R v Highbury Corner Magistrates and Another

JurisdictionEngland & Wales
JudgeMR. JUSTICE CAZALET
Judgment Date31 July 1995
Judgment citation (vLex)[1995] EWHC J0731-1
CourtQueen's Bench Division (Administrative Court)
Docket NumberCO-78295
Date31 July 1995

[1995] EWHC J0731-1

IN THE HIGH COURT OF JUSTICE

QUEEN'S BENCH DIVISION

CROWN OFFICE LIST

Before: Mr. Justice Cazalet

CO-78295

Regina
and
Highbury Corner Magistrates
Ex parte Gulam Rabhani

MISS ANNE GIBBERD (Instructed by McCormacks, 122 Mile End Road, London, E1 HUN) appeared on behalf of the Applicant.

The Respondent did not appear and was not represented.

1

( )

MR. JUSTICE CAZALET
2

I propose to refer to the applicant herein as G. R. and I direct that no part of this judgment shall be reported which is capable of leading to the identification of any of the children of G. R.

3

The Applicant, G. R., renews his application for leave to apply for Judicial Review, leave having been refused in writing by the Single Judge.

4

The Applicant seeks to quash by Certiorari an Order made on 14 December 1994 by the Highbury Corner Justices whereby the Justices dismissed applications by the Applicant to vary an earlier maintenance Order and to remit arrears which had arisen thereunder. By an Order made on 16 October 1981, the Applicant was adjudged to be the father of a child C and was ordered to pay the sum of £4 per week for the maintenance and education of the child until the child should attain the age of 17 years.
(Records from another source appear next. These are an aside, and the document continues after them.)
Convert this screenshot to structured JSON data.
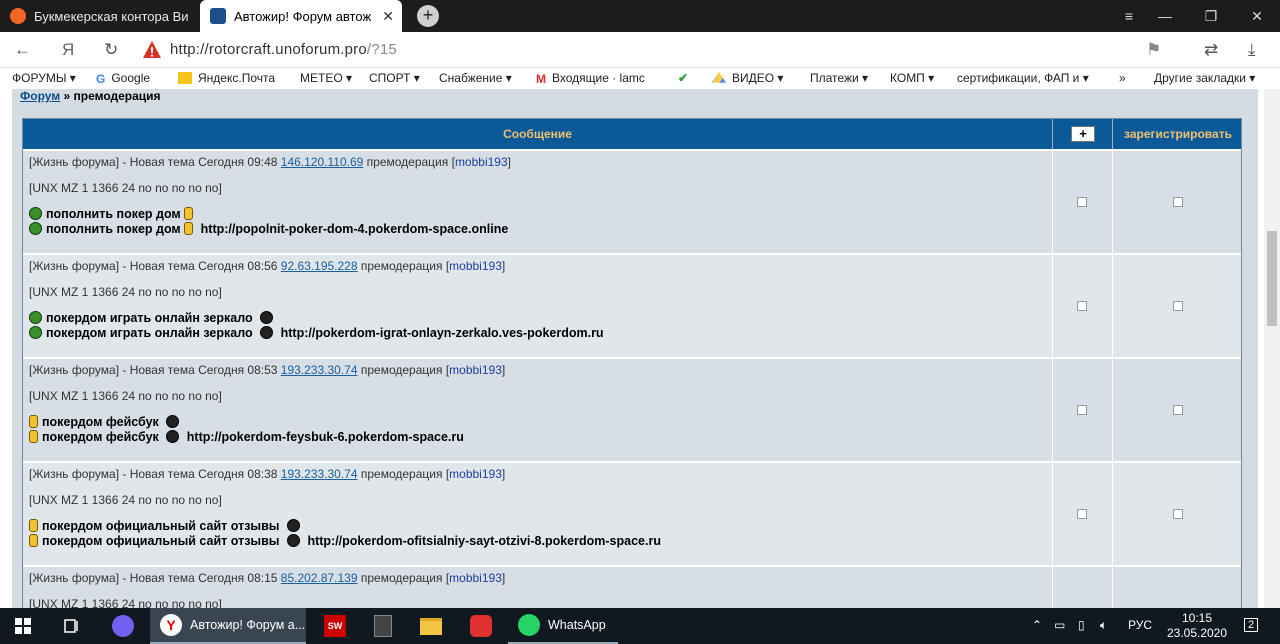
{
  "browser": {
    "tabs": [
      {
        "title": "Букмекерская контора Ви",
        "active": false,
        "favicon_color": "#f26522"
      },
      {
        "title": "Автожир! Форум автож",
        "active": true,
        "favicon_color": "#1e4f8a"
      }
    ],
    "new_tab_symbol": "+",
    "window_controls": {
      "menu": "≡",
      "minimize": "—",
      "restore": "❐",
      "close": "✕"
    },
    "address": {
      "domain": "http://rotorcraft.unoforum.pro",
      "path": "/?15"
    },
    "nav": {
      "back": "←",
      "yandex": "Я",
      "reload": "↻"
    },
    "right_icons": {
      "bookmark": "⚑",
      "share": "⇄",
      "download": "⤓"
    },
    "bookmarks": [
      {
        "label": "ФОРУМЫ ▾"
      },
      {
        "label": "Google"
      },
      {
        "label": "Яндекс.Почта"
      },
      {
        "label": "МЕТЕО ▾"
      },
      {
        "label": "СПОРТ ▾"
      },
      {
        "label": "Снабжение ▾"
      },
      {
        "label": "Входящие · lamc"
      },
      {
        "label": ""
      },
      {
        "label": "ВИДЕО ▾"
      },
      {
        "label": "Платежи ▾"
      },
      {
        "label": "КОМП ▾"
      },
      {
        "label": "сертификации, ФАП и ▾"
      },
      {
        "label": "»"
      },
      {
        "label": "Другие закладки ▾"
      }
    ]
  },
  "page": {
    "breadcrumb": {
      "forum_link": "Форум",
      "separator": "»",
      "current": "премодерация"
    },
    "table": {
      "header_message": "Сообщение",
      "header_plus": "+",
      "header_register": "зарегистрировать",
      "rows": [
        {
          "prefix": "[Жизнь форума] - Новая тема Сегодня 09:48",
          "ip": "146.120.110.69",
          "status": "премодерация [",
          "user": "mobbi193",
          "close": "]",
          "ua": "[UNX MZ 1 1366 24 no no no no no]",
          "line_a": "пополнить покер дом",
          "line_b": "пополнить покер дом",
          "url": "http://popolnit-poker-dom-4.pokerdom-space.online",
          "icons": [
            "green",
            "yellow"
          ]
        },
        {
          "prefix": "[Жизнь форума] - Новая тема Сегодня 08:56",
          "ip": "92.63.195.228",
          "status": "премодерация [",
          "user": "mobbi193",
          "close": "]",
          "ua": "[UNX MZ 1 1366 24 no no no no no]",
          "line_a": "покердом играть онлайн зеркало",
          "line_b": "покердом играть онлайн зеркало",
          "url": "http://pokerdom-igrat-onlayn-zerkalo.ves-pokerdom.ru",
          "icons": [
            "green",
            "bomb"
          ]
        },
        {
          "prefix": "[Жизнь форума] - Новая тема Сегодня 08:53",
          "ip": "193.233.30.74",
          "status": "премодерация [",
          "user": "mobbi193",
          "close": "]",
          "ua": "[UNX MZ 1 1366 24 no no no no no]",
          "line_a": "покердом фейсбук",
          "line_b": "покердом фейсбук",
          "url": "http://pokerdom-feysbuk-6.pokerdom-space.ru",
          "icons": [
            "yellow",
            "bomb"
          ]
        },
        {
          "prefix": "[Жизнь форума] - Новая тема Сегодня 08:38",
          "ip": "193.233.30.74",
          "status": "премодерация [",
          "user": "mobbi193",
          "close": "]",
          "ua": "[UNX MZ 1 1366 24 no no no no no]",
          "line_a": "покердом официальный сайт отзывы",
          "line_b": "покердом официальный сайт отзывы",
          "url": "http://pokerdom-ofitsialniy-sayt-otzivi-8.pokerdom-space.ru",
          "icons": [
            "yellow",
            "bomb"
          ]
        },
        {
          "prefix": "[Жизнь форума] - Новая тема Сегодня 08:15",
          "ip": "85.202.87.139",
          "status": "премодерация [",
          "user": "mobbi193",
          "close": "]",
          "ua": "[UNX MZ 1 1366 24 no no no no no]",
          "line_a": "",
          "line_b": "",
          "url": "",
          "icons": []
        }
      ]
    }
  },
  "taskbar": {
    "items": [
      {
        "name": "start",
        "label": ""
      },
      {
        "name": "task-view",
        "label": ""
      },
      {
        "name": "viber",
        "label": ""
      },
      {
        "name": "yandex-browser",
        "label": "Автожир! Форум а..."
      },
      {
        "name": "sw2016",
        "label": ""
      },
      {
        "name": "calculator",
        "label": ""
      },
      {
        "name": "explorer",
        "label": ""
      },
      {
        "name": "red-app",
        "label": ""
      },
      {
        "name": "whatsapp",
        "label": "WhatsApp"
      }
    ],
    "tray_lang": "РУС",
    "time": "10:15",
    "date": "23.05.2020",
    "notifications": "2"
  }
}
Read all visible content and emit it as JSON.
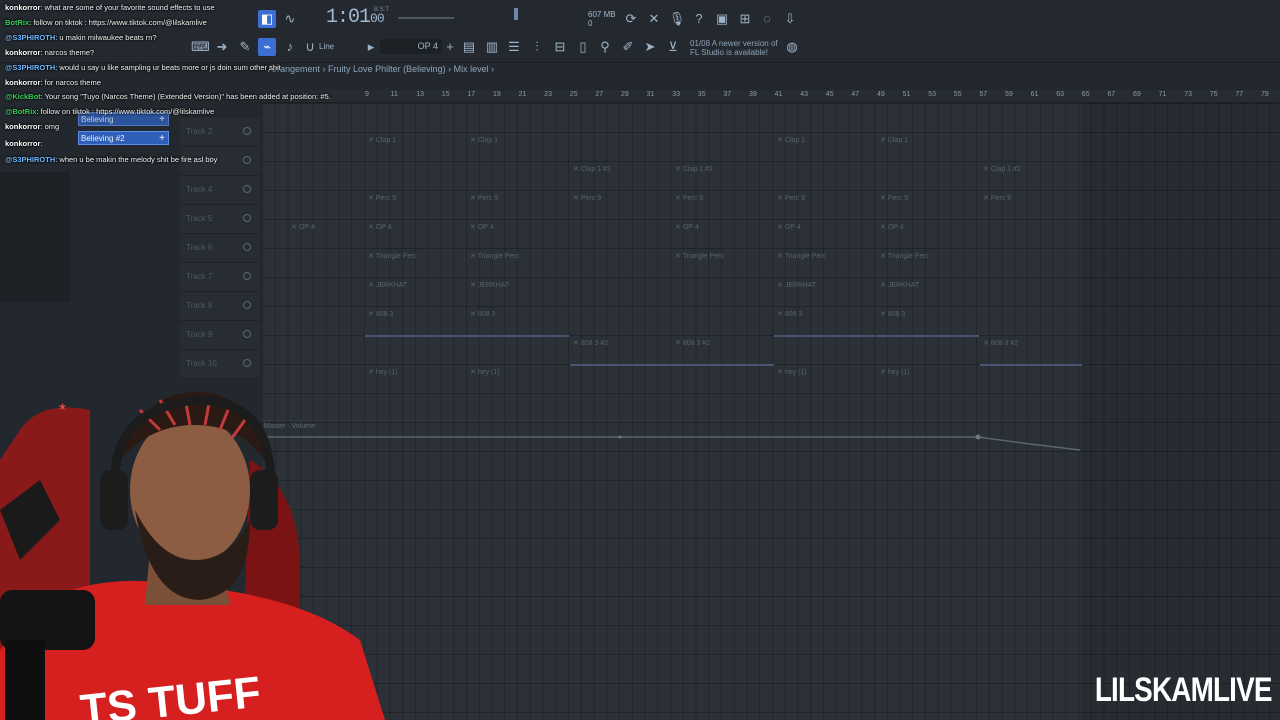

There then followed over the years a number of successful applications by the Mother of the child to increase the amount of the Order. On 30 October 1991 the Order was increased to the sum of £12 per week. On 16 September 1993 the duration of the Order was extended until the child ceased full time education.

5

It is not in dispute that the child continues in full time education. Further it is not in dispute that when, on 1 November 1994, the Clerk to the Highbury Corner Magistrates Court issued a Summons for enforcement of arrears, the arrears then outstanding and which had risen since the making of the original Order of 16 October 1981 amounted to £670.21. Following the issue of the Enforcement Summons by the Court the Applicant applied (1) to vary downwards the amount of the Order and (2) for all the arrears which had arisen under the original Order to be remitted.

6

On 14 December 1994 the Justices heard the Enforcement Summons and the applications made by the Applicant. As I have indicated they dismissed the Applicant's applications and made an Order that he continue to pay £12 per week as provided by the original Order as varied, plus a further sum of £4 per week off the arrears, making the total amount to be paid by him at £16 per week.

7

The Applicant instructed his solicitors to appeal. An appeal was lodged by them with the Inner London Crown Court on 5 January 1995 and was listed for hearing on 7 March 1995. On Counsel's advice the hearing was vacated in the Crown Court and the appeal withdrawn on the basis, as indeed was the position, that the Crown Court did not have jurisdiction to hear the appeal. The Applicant now seeks leave to apply for Judicial Review of the Justices' decision.

8

The decision of the Justices to decline to vary the original Order or to remit any of the outstanding arrears does not fall within the provisions of Section 8 of the Affiliation Proceedings Act 1957 and cannot be appealed to the Crown Court. Furthermore, because there is no specific statutory provision for an appeal in respect of the particular Orders made by the Justices in the present case, any such appeal must be brought by way of case stated pursuant to the provisions of Section 111 of the Magistrates' Courts Act 1980. Pursuant to Section 111(1) appeals by way of case stated can only be brought on the grounds of error of law or excess of jurisdiction.

9

Pursuant to the provisions of Section 111(2) of the Magistrates' Courts Act 1980, any application to the Justices to state a case has to be made within 21 days of the relevant decision. There is no power to extend the time for an application to state a case (see Michael v Gowland [1977] 2 AER, 328). Accordingly, and because the Applicant is out of time in applying for a case to be stated, the only way in which he can now seek to challenge the Order of the Justices is by an application for Judicial Review.

10

I have before me an Affidavit sworn to by the Applicant on 13 March 1995. This sets...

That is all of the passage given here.